Voters also agreed to continue plans for a park behind Longfellow’s Restaurant, near the Carrabassett River.

Previously, voters approved using tax increment financing money from the Poland Spring bottling plant to create a riverside park, but last year agreed it should not go forward if abutters wanted financial compensation for an easement. Since then, all property owners have provided the necessary easements.

Residents will benefit from creating the public area along the river, resident John Goldfrank said.

Town officials said previously the town has little public parking and will have even less when the Maine Department of Transportation upgrades Route 27. The access and egress to Main Street will be filled in and leveled to become part of the sidewalk.

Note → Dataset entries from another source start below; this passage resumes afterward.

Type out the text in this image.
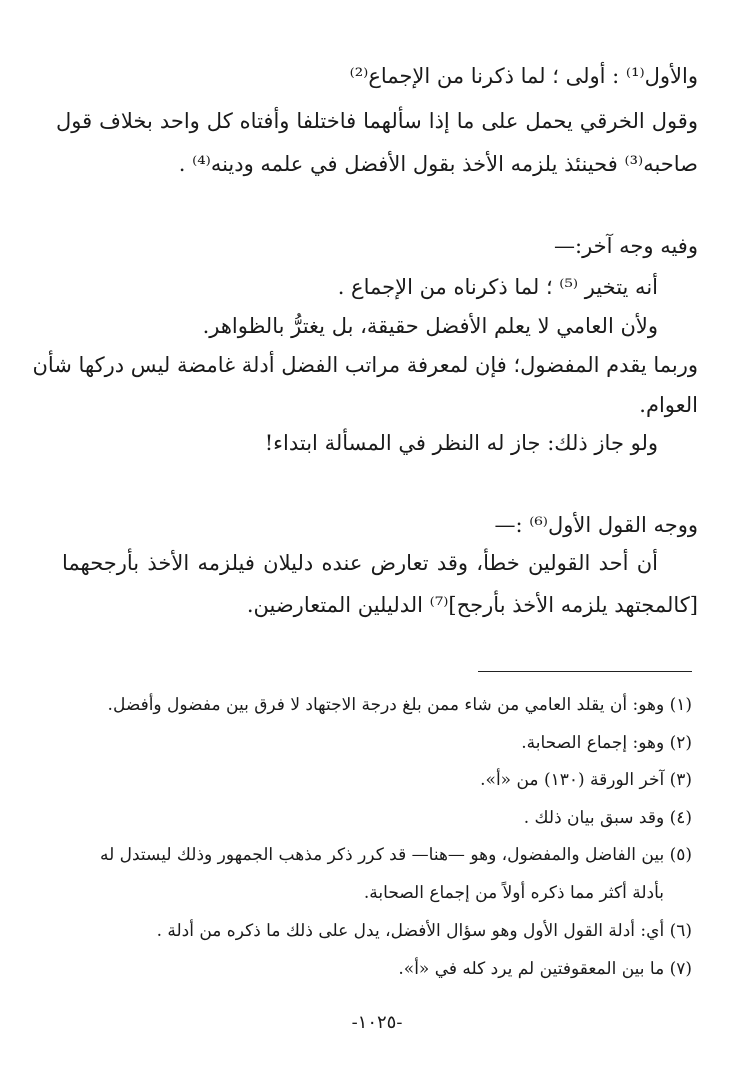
والأول⁽¹⁾ : أولى ؛ لما ذكرنا من الإجماع⁽²⁾
وقول الخرقي يحمل على ما إذا سألهما فاختلفا وأفتاه كل واحد بخلاف قول
صاحبه⁽³⁾ فحينئذ يلزمه الأخذ بقول الأفضل في علمه ودينه⁽⁴⁾ .
وفيه وجه آخر:—
أنه يتخير ⁽⁵⁾ ؛ لما ذكرناه من الإجماع .
ولأن العامي لا يعلم الأفضل حقيقة، بل يغترُّ بالظواهر.
وربما يقدم المفضول؛ فإن لمعرفة مراتب الفضل أدلة غامضة ليس دركها شأن
العوام.
ولو جاز ذلك: جاز له النظر في المسألة ابتداء!
ووجه القول الأول⁽⁶⁾ :—
أن أحد القولين خطأ، وقد تعارض عنده دليلان فيلزمه الأخذ بأرجحهما
[كالمجتهد يلزمه الأخذ بأرجح]⁽⁷⁾ الدليلين المتعارضين.
(١) وهو: أن يقلد العامي من شاء ممن بلغ درجة الاجتهاد لا فرق بين مفضول وأفضل.
(٢) وهو: إجماع الصحابة.
(٣) آخر الورقة (١٣٠) من «أ».
(٤) وقد سبق بيان ذلك .
(٥) بين الفاضل والمفضول، وهو —هنا— قد كرر ذكر مذهب الجمهور وذلك ليستدل له
بأدلة أكثر مما ذكره أولاً من إجماع الصحابة.
(٦) أي: أدلة القول الأول وهو سؤال الأفضل، يدل على ذلك ما ذكره من أدلة .
(٧) ما بين المعقوفتين لم يرد كله في «أ».
-١٠٢٥-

The final issue of the evening, repairs and reconstruction of Tufts Pond Road, also won the support of residents.

Moderator Bill Gilmore said property along the road is valued at almost $14 million and generates $230,000 in taxes, or 9 percent of the annual tax commitment.

Two sections of the road need a lot of work, and about $600,000 will be necessary to rebuild areas that flood. Paving and sealing will cost about $400,000, selectmen said.

Another problem is ledge along some sections, Selectman Walter Kilbreth said.

Some residents who live along the road do not want the town to spend the money, administrative assistant Leanna Targett said.

“The question is where do you want us to go with this?” she asked residents.

Residents said they favor rebuilding the road, but want selectmen to continue assessing the work and the costs.